Magnus shakes his head, his massive frame seeming to deflate. "Not good, brother. He's barely functioning. If it weren't for Dasha helping with the girls, I don't know what he'd do."

I take another swig of my beer, letting the bitter liquid wash down my throat.

Two innocent children without a mother because of the Patriot.

The thought makes my blood boil.

"The prospects keeping an eye on Rio?" I ask.

Tor nods. "Yeah. Dad's made sure he's never alone for too long. But he's in a bad place. Can't blame him."

Another silence falls, each of us lost in our own thoughts.

The weight of what happened at Tindra's birthday party hangs over the club like a storm cloud.

We're all waiting for the next crack of lightning, the next victim, and we're all wondering if it could have been prevented.

I roll my shoulders, feeling the familiar ache that comes from too many hours on my bike.

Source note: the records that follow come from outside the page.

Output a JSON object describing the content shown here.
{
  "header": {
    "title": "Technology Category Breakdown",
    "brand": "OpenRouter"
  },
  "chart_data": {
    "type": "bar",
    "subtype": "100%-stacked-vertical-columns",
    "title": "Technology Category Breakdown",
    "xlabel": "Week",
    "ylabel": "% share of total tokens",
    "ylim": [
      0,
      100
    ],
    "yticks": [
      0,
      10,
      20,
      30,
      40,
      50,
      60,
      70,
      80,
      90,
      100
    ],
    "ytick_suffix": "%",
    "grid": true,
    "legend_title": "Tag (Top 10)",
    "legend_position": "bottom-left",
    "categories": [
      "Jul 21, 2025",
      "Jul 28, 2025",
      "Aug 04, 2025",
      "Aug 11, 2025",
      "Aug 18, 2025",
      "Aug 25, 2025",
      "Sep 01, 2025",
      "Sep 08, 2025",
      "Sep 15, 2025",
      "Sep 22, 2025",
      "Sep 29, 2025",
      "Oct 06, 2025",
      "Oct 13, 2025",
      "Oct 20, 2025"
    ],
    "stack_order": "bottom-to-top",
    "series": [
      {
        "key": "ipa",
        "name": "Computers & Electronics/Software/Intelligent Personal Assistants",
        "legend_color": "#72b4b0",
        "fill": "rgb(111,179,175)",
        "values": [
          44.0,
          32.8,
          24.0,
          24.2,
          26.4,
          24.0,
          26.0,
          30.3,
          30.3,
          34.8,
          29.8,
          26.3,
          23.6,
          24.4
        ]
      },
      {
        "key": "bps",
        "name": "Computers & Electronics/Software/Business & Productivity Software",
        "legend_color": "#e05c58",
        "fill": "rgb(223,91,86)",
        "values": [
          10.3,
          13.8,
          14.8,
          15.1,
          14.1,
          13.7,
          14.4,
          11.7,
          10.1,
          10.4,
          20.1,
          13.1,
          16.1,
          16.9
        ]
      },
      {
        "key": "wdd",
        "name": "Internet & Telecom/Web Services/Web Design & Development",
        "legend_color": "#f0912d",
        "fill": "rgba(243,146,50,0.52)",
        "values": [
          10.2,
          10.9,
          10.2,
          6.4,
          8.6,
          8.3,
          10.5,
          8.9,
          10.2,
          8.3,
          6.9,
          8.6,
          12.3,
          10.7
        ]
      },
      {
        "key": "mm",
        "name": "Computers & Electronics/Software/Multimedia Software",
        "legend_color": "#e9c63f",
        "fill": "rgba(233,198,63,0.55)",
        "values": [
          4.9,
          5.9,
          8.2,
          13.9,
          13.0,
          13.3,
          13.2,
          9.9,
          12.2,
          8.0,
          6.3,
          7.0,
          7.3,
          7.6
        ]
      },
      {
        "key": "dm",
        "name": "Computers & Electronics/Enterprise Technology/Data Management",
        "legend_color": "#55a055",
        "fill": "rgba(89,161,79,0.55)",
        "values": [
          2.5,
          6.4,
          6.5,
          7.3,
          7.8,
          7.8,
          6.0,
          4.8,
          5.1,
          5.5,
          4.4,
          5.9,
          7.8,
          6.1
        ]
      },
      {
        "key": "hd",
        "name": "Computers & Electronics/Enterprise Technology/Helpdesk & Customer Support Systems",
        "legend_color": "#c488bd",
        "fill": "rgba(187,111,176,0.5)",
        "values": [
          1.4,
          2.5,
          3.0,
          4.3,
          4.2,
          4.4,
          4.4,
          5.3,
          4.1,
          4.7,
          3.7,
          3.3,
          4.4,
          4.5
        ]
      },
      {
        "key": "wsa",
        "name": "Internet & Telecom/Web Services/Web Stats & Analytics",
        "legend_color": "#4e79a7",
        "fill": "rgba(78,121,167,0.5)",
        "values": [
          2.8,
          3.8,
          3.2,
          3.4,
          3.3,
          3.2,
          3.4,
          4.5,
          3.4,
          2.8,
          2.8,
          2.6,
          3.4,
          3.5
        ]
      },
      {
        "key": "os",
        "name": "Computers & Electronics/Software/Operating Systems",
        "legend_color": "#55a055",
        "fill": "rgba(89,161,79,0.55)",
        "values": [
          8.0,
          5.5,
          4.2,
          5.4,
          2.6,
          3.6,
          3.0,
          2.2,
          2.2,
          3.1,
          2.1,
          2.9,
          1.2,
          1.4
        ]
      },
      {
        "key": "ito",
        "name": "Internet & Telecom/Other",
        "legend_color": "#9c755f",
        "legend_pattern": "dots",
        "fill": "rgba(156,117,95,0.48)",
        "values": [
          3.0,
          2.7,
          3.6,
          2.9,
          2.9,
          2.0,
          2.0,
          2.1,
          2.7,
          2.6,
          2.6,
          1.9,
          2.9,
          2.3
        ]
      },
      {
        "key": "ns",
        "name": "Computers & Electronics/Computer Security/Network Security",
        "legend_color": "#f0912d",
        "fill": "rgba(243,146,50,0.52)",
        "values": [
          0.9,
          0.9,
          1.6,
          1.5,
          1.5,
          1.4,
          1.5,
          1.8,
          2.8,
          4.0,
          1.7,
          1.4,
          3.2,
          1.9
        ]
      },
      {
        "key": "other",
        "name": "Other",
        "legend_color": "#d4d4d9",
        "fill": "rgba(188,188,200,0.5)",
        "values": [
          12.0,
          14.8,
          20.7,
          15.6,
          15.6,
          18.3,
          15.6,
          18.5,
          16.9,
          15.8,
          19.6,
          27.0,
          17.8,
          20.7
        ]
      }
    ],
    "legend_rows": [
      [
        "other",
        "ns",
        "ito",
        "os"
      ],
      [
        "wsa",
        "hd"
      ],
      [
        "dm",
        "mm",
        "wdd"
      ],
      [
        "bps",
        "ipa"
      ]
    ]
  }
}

The cut feels particularly heavy tonight, like it's weighing me down with the responsibilities being a full patch represents.

"I need some air," I announce, pushing away from the table.

No one tries to stop me. They understand. We all have our own ways of coping with the shit our life throws at us.

Outside, the night air is cool against my skin, a relief compared to how fucking stuffy it is inside.

The parking lot is dimly lit, shadows stretching across the cracked asphalt like grasping fingers.